1859 Death of Leigh Hunt
Leigh Hunt (1784-1859) is mostly a footnote these days in the history of 19th-century English literature, but there was a time in which he was well-regarded. Historians of Christmas remember him as the author of remarks on “The Inexhaustibility of the Subject of Christmas”, others for his poem in which he boasts “Jenny kissed me”, some for his being the inspiration for the character of Harold Skimpole in Bleak House, but he is most note-worthy as being a companion of Byron and Shelley.

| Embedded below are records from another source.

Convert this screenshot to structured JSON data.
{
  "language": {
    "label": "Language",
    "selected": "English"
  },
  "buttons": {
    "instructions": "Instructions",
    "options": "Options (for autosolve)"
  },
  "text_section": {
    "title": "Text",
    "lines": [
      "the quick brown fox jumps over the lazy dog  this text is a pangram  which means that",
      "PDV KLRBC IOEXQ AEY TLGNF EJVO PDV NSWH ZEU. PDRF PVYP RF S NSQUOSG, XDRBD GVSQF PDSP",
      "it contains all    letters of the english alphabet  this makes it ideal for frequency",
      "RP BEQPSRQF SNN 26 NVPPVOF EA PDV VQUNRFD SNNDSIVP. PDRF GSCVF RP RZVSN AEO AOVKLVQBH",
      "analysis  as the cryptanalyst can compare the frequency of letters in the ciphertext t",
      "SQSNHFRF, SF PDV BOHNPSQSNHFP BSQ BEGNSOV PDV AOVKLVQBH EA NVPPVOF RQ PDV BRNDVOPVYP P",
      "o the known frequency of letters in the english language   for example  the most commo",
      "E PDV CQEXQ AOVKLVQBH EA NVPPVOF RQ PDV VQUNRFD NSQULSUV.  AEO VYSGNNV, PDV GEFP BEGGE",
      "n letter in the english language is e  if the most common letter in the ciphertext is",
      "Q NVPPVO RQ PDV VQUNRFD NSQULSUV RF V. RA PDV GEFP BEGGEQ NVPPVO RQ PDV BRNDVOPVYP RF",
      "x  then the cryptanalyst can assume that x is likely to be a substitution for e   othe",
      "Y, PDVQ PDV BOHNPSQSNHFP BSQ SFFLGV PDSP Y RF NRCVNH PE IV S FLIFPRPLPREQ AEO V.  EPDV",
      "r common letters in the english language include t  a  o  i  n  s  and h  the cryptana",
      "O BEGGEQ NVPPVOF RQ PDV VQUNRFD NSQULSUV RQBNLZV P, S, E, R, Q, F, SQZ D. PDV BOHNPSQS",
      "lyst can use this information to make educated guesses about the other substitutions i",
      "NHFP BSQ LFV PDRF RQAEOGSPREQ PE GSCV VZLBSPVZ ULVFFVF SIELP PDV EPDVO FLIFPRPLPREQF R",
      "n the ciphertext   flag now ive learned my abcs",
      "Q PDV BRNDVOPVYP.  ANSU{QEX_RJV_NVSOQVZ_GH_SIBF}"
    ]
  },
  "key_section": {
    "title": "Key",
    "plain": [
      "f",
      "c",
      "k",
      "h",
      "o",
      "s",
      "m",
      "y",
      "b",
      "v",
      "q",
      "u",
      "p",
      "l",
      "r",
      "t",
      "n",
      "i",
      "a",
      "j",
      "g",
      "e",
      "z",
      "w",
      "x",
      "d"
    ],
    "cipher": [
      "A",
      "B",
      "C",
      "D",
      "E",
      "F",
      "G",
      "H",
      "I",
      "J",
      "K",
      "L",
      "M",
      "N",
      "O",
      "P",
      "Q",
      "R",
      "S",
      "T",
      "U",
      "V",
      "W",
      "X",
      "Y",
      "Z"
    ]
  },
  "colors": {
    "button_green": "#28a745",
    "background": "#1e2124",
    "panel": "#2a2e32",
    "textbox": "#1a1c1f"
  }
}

In 1813 Hunt was imprisoned for some harsh words about the Prince Regent (later George IV). Hunt objected to the grossly flattering image that other journalists were painting of the prince and penned a much more honest account of that bloated worthy. This is what cancel culture of the Regency period would give you two years in jail for:
What person, unacquainted with the true state of the case, would imagine, in reading these astounding eulogies, that this ‘ glory of the people’ was the subject of millions of shrugs and reproaches? —that this ‘protector of the arts’ had named a wretched foreigner his historical painter, in disparagement or in ignorance of the merits of his own countrymen? — that this ‘Mecaenas of the age’ patronised not a single deserving writer?—that this ‘breather of eloquence’ could not say a few decent extempore words, if we are to judge, at least, from what he said to his regiment on its embarkation for Portugal?—that this ‘conqueror of hearts’ was the disappointer of hopes?—that this ‘ exciter of desire’ [bravo! Messieurs of the Post!] — this ‘Adonis in loveliness’ was a corpulent man of fifty? in short, this delightful, blissful, wise, pleasurable, honourable, virtuous, true, and immortal prince, was a violator of his word, a libertine, over head and ears in disgrace, a despiser of domestic ties, the companion of gamblers and demireps, a man who has just closed half a century without one single claim on the gratitude of his country, or the respect of posterity?